Abstract
The most complex niche in the human microbiome is found in the distal gut, where communities harbor thousands of strains from across the microbial taxonomy. Despite playing important roles in immune response, nutrition, metabolism of pharmaceuticals, and enteric diseases, little is known of the intricate network of metabolic transformations mediated by the microbiota. Advances in high-throughput sequencing are enabling researchers to explore the metabolic potential of microbial communities inhabiting the human body with unprecedented resolution. Resulting datasets are reshaping how we perceive ourselves and opening new opportunities for prevention and therapeutic intervention. Several large-scale metagenomic datasets derived from hundreds of human microbiome samples and sourced from multiple studies are now publicly available.
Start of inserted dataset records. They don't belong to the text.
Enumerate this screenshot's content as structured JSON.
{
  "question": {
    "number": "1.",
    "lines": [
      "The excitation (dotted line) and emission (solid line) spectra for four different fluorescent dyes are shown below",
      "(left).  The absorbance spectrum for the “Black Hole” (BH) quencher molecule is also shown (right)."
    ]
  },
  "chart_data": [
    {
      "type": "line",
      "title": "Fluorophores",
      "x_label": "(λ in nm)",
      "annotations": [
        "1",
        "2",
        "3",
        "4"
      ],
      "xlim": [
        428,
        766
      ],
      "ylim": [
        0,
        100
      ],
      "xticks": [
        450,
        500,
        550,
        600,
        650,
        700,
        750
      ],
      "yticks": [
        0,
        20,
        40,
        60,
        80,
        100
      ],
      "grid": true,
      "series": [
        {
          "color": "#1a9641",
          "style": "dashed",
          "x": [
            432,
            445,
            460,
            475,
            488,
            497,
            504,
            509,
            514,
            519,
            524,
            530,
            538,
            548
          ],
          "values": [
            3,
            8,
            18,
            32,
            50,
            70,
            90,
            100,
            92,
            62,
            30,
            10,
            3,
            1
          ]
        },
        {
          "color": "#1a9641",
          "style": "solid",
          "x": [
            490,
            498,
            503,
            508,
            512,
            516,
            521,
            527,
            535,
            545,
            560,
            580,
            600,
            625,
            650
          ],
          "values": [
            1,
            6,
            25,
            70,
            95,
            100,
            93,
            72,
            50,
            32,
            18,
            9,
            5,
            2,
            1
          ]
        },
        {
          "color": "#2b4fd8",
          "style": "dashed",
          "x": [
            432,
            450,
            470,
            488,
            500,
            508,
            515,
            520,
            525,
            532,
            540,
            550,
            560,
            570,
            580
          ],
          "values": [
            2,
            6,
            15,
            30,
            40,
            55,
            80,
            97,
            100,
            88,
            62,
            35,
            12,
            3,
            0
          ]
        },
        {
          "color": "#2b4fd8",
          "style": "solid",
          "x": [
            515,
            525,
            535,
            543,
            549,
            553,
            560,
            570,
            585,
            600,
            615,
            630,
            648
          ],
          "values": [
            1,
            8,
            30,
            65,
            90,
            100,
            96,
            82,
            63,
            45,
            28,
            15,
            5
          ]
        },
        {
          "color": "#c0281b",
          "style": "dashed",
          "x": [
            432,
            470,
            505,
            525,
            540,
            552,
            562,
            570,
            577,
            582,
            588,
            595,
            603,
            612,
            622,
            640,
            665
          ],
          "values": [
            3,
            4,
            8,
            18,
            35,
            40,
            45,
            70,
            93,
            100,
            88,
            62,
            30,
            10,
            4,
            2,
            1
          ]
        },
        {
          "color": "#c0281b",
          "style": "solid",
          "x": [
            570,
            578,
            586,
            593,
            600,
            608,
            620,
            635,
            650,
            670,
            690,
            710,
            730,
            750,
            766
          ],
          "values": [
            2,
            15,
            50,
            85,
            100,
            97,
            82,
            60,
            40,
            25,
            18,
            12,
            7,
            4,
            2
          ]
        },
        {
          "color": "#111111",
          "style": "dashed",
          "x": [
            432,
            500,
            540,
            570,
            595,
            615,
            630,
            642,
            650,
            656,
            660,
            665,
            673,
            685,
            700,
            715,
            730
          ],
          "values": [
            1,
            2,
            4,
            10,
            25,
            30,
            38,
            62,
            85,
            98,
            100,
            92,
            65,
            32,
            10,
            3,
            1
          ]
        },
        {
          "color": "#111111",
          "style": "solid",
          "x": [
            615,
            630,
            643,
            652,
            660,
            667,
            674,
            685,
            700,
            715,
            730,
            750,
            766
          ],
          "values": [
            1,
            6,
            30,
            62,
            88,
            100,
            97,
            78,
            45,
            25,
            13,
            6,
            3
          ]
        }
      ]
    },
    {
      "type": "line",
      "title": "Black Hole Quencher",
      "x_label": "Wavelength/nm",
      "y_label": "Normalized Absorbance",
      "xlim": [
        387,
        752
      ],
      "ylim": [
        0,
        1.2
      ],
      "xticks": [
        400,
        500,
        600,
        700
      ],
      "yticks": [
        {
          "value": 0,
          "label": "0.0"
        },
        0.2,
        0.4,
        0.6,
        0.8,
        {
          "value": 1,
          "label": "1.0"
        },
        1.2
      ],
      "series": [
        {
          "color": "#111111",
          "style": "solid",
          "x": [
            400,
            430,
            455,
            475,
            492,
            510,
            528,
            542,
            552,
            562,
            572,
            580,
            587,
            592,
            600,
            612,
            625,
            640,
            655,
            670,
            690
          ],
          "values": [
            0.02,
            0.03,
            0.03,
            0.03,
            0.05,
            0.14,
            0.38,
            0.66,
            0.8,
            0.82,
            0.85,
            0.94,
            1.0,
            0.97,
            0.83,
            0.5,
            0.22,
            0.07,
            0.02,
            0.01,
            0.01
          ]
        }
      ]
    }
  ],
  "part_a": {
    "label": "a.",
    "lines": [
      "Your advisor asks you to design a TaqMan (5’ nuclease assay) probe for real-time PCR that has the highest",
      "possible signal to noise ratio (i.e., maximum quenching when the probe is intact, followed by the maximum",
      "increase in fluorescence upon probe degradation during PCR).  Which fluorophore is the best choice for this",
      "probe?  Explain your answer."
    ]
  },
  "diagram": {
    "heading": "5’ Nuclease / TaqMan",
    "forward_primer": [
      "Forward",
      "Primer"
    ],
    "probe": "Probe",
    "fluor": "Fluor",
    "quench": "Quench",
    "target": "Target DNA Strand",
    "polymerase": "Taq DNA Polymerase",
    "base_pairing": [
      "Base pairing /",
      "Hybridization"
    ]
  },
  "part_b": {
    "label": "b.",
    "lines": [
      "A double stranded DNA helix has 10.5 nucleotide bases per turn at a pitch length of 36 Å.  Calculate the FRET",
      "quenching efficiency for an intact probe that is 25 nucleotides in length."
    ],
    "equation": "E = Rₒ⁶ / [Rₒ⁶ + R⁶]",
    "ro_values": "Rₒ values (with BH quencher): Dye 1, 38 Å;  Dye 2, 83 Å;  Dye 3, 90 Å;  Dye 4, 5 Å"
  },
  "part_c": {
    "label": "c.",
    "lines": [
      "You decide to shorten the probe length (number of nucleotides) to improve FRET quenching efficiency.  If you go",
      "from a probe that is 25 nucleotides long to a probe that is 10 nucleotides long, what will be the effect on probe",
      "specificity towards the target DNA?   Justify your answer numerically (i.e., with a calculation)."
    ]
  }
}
However, the different proprietary functional annotation pipelines used to process sequence information from each of these studies, with their own choice of functional and metabolism reference databases, and cut-off parameters for relevant hits, introduce systematic differences that confound comparative analyses. To overcome these challenges, we developed GutCyc, a freely-available compendium of environmental pathway genome databases (ePGDBs)constructed from metagenome assemblies from 431 human microbiome samples, across three different large-scale studies. The ePGDBs were constructed using the open-source MetaPathways metagenomic annotation pipeline that enables reproducible functional metagenomic annotation. We also generated metabolic network reconstructions for each metagenome using the Pathway Tools software, that empowers researchers and clinicians interested in visualizing and interpreting the metabolic pathways, reactions, compounds, and transporters in the human gut microbiome. For the first time, GutCyc provides consistent annotations and metabolic pathway predictions across these three studies, making possible reproducible comparative community analyses between health and disease states in inflammatory bowel disease, Crohn’s disease, and type 2 diabetes. We demonstrate the utility of GutCyc as a computational model by reconstructing a missing metabolic route from a research study on the role of the microbiome in cardiovascular disease, and statistical enrichment analysis and visualization of high-throughput data from a microbiome metabolomics study.
With GutCyc, the publicly-deposited knowledge about human distal gut microbiotic transport and enzymatic reactions is integrated in a form that is both readily searchable by researchers and easily processed programmatically. GutCyc enables research on drug/target discovery, analysis of pharmaceutical fate in the lumen, and engineering of therapeutic microbiomes. GutCyc data products are searchable online, or may be downloaded and explored locally using the Metapathways graphical user interface and Pathway Tools.